Way back in 1972, Rob had a conversation with my grandad, who was an engineer.  He held up a box of Swan matches and said to Grandad, ‘one day people will be able to speak to each other all over the world on a phone only this big.’  To which my grandad replied, ‘not in my lifetime, lad, and probably not in yours, either.’

Anyway, this is the extent of gadgets available to a technology junkie just 40 years ago:

  • A hand held Texas Instrument calculator. These cost an absolute fortune, as I recall.
  • An eight-track car stereo player. We did have one of these and a David Bowie cassette. Ziggy Stardust rocked in our little red Morris 1100 car, which was always breaking down.
  • A digital watch (you were really cool if you had one of these, which I did – a man’s black one)
  • A Polaroid Camera. We didn’t have one of these, but my parents in-law did. I hated it. I didn’t like having my photograph taken in those days, due to a distinct lack of hair, which is another story altogether!
  • A Fidelity Transistor Radio in a wooden case (this is exactly the model Rob bought me. We both had one.)
  • A reel to reel tape recorder. We have still got this up in the roof. We get it out periodically and laugh our heads of at at 17 year-old Rob singing ‘Hold your Head Up’ in a very drunken state.
  • A record player – or better still, a music centre – in your living room. We didn’t have a music centre until 1975. Mum and dad had a radiogram in the front room which played records.
  • A black and white portable TV in your bedroom.

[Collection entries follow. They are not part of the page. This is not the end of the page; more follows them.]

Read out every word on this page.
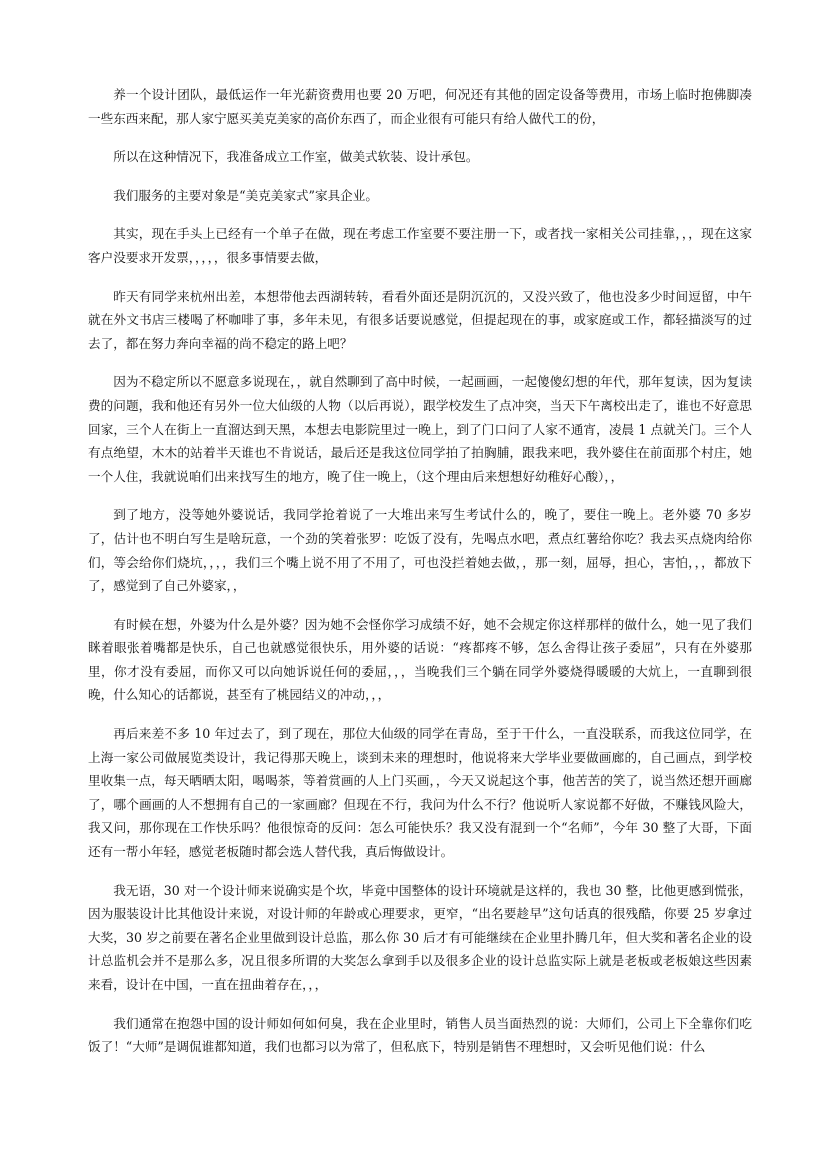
养一个设计团队，最低运作一年光薪资费用也要 20 万吧，何况还有其他的固定设备等费用，市场上临时抱佛脚凑一些东西来配，那人家宁愿买美克美家的高价东西了，而企业很有可能只有给人做代工的份，

所以在这种情况下，我准备成立工作室，做美式软装、设计承包。

我们服务的主要对象是“美克美家式”家具企业。

其实，现在手头上已经有一个单子在做，现在考虑工作室要不要注册一下，或者找一家相关公司挂靠，，，现在这家客户没要求开发票，，，，，很多事情要去做，

昨天有同学来杭州出差，本想带他去西湖转转，看看外面还是阴沉沉的，又没兴致了，他也没多少时间逗留，中午就在外文书店三楼喝了杯咖啡了事，多年未见，有很多话要说感觉，但提起现在的事，或家庭或工作，都轻描淡写的过去了，都在努力奔向幸福的尚不稳定的路上吧？

因为不稳定所以不愿意多说现在，，就自然聊到了高中时候，一起画画，一起傻傻幻想的年代，那年复读，因为复读费的问题，我和他还有另外一位大仙级的人物（以后再说），跟学校发生了点冲突，当天下午离校出走了，谁也不好意思回家，三个人在街上一直溜达到天黑，本想去电影院里过一晚上，到了门口问了人家不通宵，凌晨 1 点就关门。三个人有点绝望，木木的站着半天谁也不肯说话，最后还是我这位同学拍了拍胸脯，跟我来吧，我外婆住在前面那个村庄，她一个人住，我就说咱们出来找写生的地方，晚了住一晚上，（这个理由后来想想好幼稚好心酸），，

到了地方，没等她外婆说话，我同学抢着说了一大堆出来写生考试什么的，晚了，要住一晚上。老外婆 70 多岁了，估计也不明白写生是啥玩意，一个劲的笑着张罗：吃饭了没有，先喝点水吧，煮点红薯给你吃？我去买点烧肉给你们，等会给你们烧坑，，，，我们三个嘴上说不用了不用了，可也没拦着她去做，，那一刻，屈辱，担心，害怕，，，都放下了，感觉到了自己外婆家，，

有时候在想，外婆为什么是外婆？因为她不会怪你学习成绩不好，她不会规定你这样那样的做什么，她一见了我们眯着眼张着嘴都是快乐，自己也就感觉很快乐，用外婆的话说：“疼都疼不够，怎么舍得让孩子委屈”，只有在外婆那里，你才没有委屈，而你又可以向她诉说任何的委屈，，，当晚我们三个躺在同学外婆烧得暖暖的大炕上，一直聊到很晚，什么知心的话都说，甚至有了桃园结义的冲动，，，

再后来差不多 10 年过去了，到了现在，那位大仙级的同学在青岛，至于干什么，一直没联系，而我这位同学，在上海一家公司做展览类设计，我记得那天晚上，谈到未来的理想时，他说将来大学毕业要做画廊的，自己画点，到学校里收集一点，每天晒晒太阳，喝喝茶，等着赏画的人上门买画，，今天又说起这个事，他苦苦的笑了，说当然还想开画廊了，哪个画画的人不想拥有自己的一家画廊？但现在不行，我问为什么不行？他说听人家说都不好做，不赚钱风险大，我又问，那你现在工作快乐吗？他很惊奇的反问：怎么可能快乐？我又没有混到一个“名师”，今年 30 整了大哥，下面还有一帮小年轻，感觉老板随时都会选人替代我，真后悔做设计。

我无语，30 对一个设计师来说确实是个坎，毕竟中国整体的设计环境就是这样的，我也 30 整，比他更感到慌张，因为服装设计比其他设计来说，对设计师的年龄或心理要求，更窄，“出名要趁早”这句话真的很残酷，你要 25 岁拿过大奖，30 岁之前要在著名企业里做到设计总监，那么你 30 后才有可能继续在企业里扑腾几年，但大奖和著名企业的设计总监机会并不是那么多，况且很多所谓的大奖怎么拿到手以及很多企业的设计总监实际上就是老板或老板娘这些因素来看，设计在中国，一直在扭曲着存在，，，

我们通常在抱怨中国的设计师如何如何臭，我在企业里时，销售人员当面热烈的说：大师们，公司上下全靠你们吃饭了！“大师”是调侃谁都知道，我们也都习以为常了，但私底下，特别是销售不理想时，又会听见他们说：什么
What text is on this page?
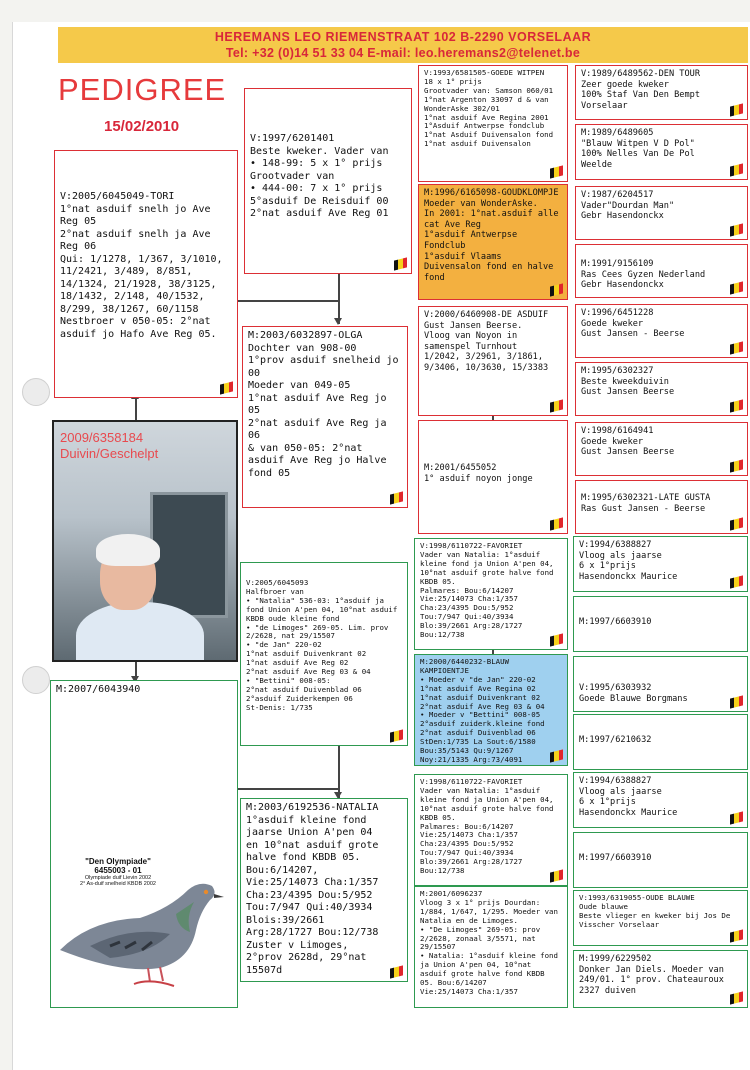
HEREMANS LEO RIEMENSTRAAT 102 B-2290 VORSELAAR
Tel: +32 (0)14 51 33 04 E-mail: leo.heremans2@telenet.be
PEDIGREE
15/02/2010
V:2005/6045049-TORI
1°nat asduif snelh jo Ave Reg 05
2°nat asduif snelh ja Ave Reg 06
Qui: 1/1278, 1/367, 3/1010, 11/2421, 3/489, 8/851, 14/1324, 21/1928, 38/3125, 18/1432, 2/148, 40/1532, 8/299, 38/1267, 60/1158
Nestbroer v 050-05: 2°nat asduif jo Hafo Ave Reg 05.
2009/6358184
Duivin/Geschelpt
M:2007/6043940
"Den Olympiade"
6455003 - 01
Olympiade duif Lievin 2002
2° As-duif snelheid KBDB 2002
V:1997/6201401
Beste kweker. Vader van
• 148-99: 5 x 1° prijs
Grootvader van
• 444-00: 7 x 1° prijs
5°asduif De Reisduif 00
2°nat asduif Ave Reg 01
M:2003/6032897-OLGA
Dochter van 908-00
1°prov asduif snelheid jo 00
Moeder van 049-05
1°nat asduif Ave Reg jo 05
2°nat asduif Ave Reg ja 06
& van 050-05: 2°nat asduif Ave Reg jo Halve fond 05
V:2005/6045093
Halfbroer van
• "Natalia" 536-03: 1°asduif ja fond Union A'pen 04, 10°nat asduif KBDB oude kleine fond
• "de Limoges" 269-05. Lim. prov 2/2628, nat 29/15507
• "de Jan" 220-02
1°nat asduif Duivenkrant 02
1°nat asduif Ave Reg 02
2°nat asduif Ave Reg 03 & 04
• "Bettini" 008-05:
2°nat asduif Duivenblad 06
2°asduif Zuiderkempen 06
St-Denis: 1/735
M:2003/6192536-NATALIA
1°asduif kleine fond jaarse Union A'pen 04
en 10°nat asduif grote halve fond KBDB 05.
Bou:6/14207,
Vie:25/14073 Cha:1/357
Cha:23/4395 Dou:5/952
Tou:7/947 Qui:40/3934
Blois:39/2661
Arg:28/1727 Bou:12/738
Zuster v Limoges,
2°prov 2628d, 29°nat 15507d
V:1993/6581505-GOEDE WITPEN
18 x 1° prijs
Grootvader van: Samson 060/01
1°nat Argenton 33097 d & van WonderAske 302/01
1°nat asduif Ave Regina 2001
1°Asduif Antwerpse fondclub
1°nat Asduif Duivensalon fond
1°nat asduif Duivensalon
M:1996/6165098-GOUDKLOMPJE
Moeder van WonderAske.
In 2001: 1°nat.asduif alle cat Ave Reg
1°asduif Antwerpse Fondclub
1°asduif Vlaams Duivensalon fond en halve fond
V:2000/6460908-DE ASDUIF
Gust Jansen Beerse.
Vloog van Noyon in samenspel Turnhout
1/2042, 3/2961, 3/1861, 9/3406, 10/3630, 15/3383
M:2001/6455052
1° asduif noyon jonge
V:1998/6110722-FAVORIET
Vader van Natalia: 1°asduif kleine fond ja Union A'pen 04, 10°nat asduif grote halve fond KBDB 05.
Palmares: Bou:6/14207
Vie:25/14073 Cha:1/357
Cha:23/4395 Dou:5/952
Tou:7/947 Qui:40/3934
Blo:39/2661 Arg:28/1727
Bou:12/738
M:2000/6440232-BLAUW KAMPIOENTJE
• Moeder v "de Jan" 220-02
1°nat asduif Ave Regina 02
1°nat asduif Duivenkrant 02
2°nat asduif Ave Reg 03 & 04
• Moeder v "Bettini" 008-05
2°asduif zuiderk.kleine fond
2°nat asduif Duivenblad 06
StDen:1/735 La Sout:6/1580
Bou:35/5143 Qu:9/1267
Noy:21/1335 Arg:73/4091
V:1998/6110722-FAVORIET
Vader van Natalia: 1°asduif kleine fond ja Union A'pen 04, 10°nat asduif grote halve fond KBDB 05.
Palmares: Bou:6/14207
Vie:25/14073 Cha:1/357
Cha:23/4395 Dou:5/952
Tou:7/947 Qui:40/3934
Blo:39/2661 Arg:28/1727
Bou:12/738
M:2001/6096237
Vloog 3 x 1° prijs Dourdan: 1/884, 1/647, 1/295. Moeder van Natalia en de Limoges.
• "De Limoges" 269-05: prov 2/2628, zonaal 3/5571, nat 29/15507
• Natalia: 1°asduif kleine fond ja Union A'pen 04, 10°nat asduif grote halve fond KBDB 05. Bou:6/14207
Vie:25/14073 Cha:1/357
V:1989/6489562-DEN TOUR
Zeer goede kweker
100% Staf Van Den Bempt
Vorselaar
M:1989/6489605
"Blauw Witpen V D Pol"
100% Nelles Van De Pol
Weelde
V:1987/6204517
Vader"Dourdan Man"
Gebr Hasendonckx
M:1991/9156109
Ras Cees Gyzen Nederland
Gebr Hasendonckx
V:1996/6451228
Goede kweker
Gust Jansen - Beerse
M:1995/6302327
Beste kweekduivin
Gust Jansen Beerse
V:1998/6164941
Goede kweker
Gust Jansen Beerse
M:1995/6302321-LATE GUSTA
Ras Gust Jansen - Beerse
V:1994/6388827
Vloog als jaarse
6 x 1°prijs
Hasendonckx Maurice
M:1997/6603910
V:1995/6303932
Goede Blauwe Borgmans
M:1997/6210632
V:1994/6388827
Vloog als jaarse
6 x 1°prijs
Hasendonckx Maurice
M:1997/6603910
V:1993/6319055-OUDE BLAUWE
Oude blauwe
Beste vlieger en kweker bij Jos De Visscher Vorselaar
M:1999/6229502
Donker Jan Diels. Moeder van 249/01. 1° prov. Chateauroux 2327 duiven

I wonder what my grandad would have made of the IPhone 5?  What extraordinary leaps have been made in technology since 1972.

Tuesday, 25th September

Tuesday, 25th September

Keyword for the day: Seven

When I got to the madhouse (my daughter’s) this morning, I was met by a shouting son-in-law and a tearful grandson.  Despite it having taken him twenty minutes to put his socks on yesterday morning, he had apparently surpassed himself this morning and hadn’t put them on at all. Now that wouldn’t have mattered, had he (a) eaten his breakfast (b) cleaned his teeth and (c) found his book bag, coat and shoes – but he hadn’t.

‘It’s not fair,’ he sobbed, looking at me for sympathy. ‘Sophie gets everything done for her.’

‘Sophie’s only three years old,’ retaliated his dad. ‘For goodness sake, Tyler, you are seven years old. Surely you can remember to put your own socks on!’

On the way to school, we had a little chat and I told him that I could remember being seven and in trouble all the time.

‘But I do everything wrong, miss things out and forget things,’ he sniffed. ‘I’m always getting told off for it. I just can’t stop myself thinking about different things and then I forget what I’m doing.’

Hmm … not really much difference between Tyler and his granny then!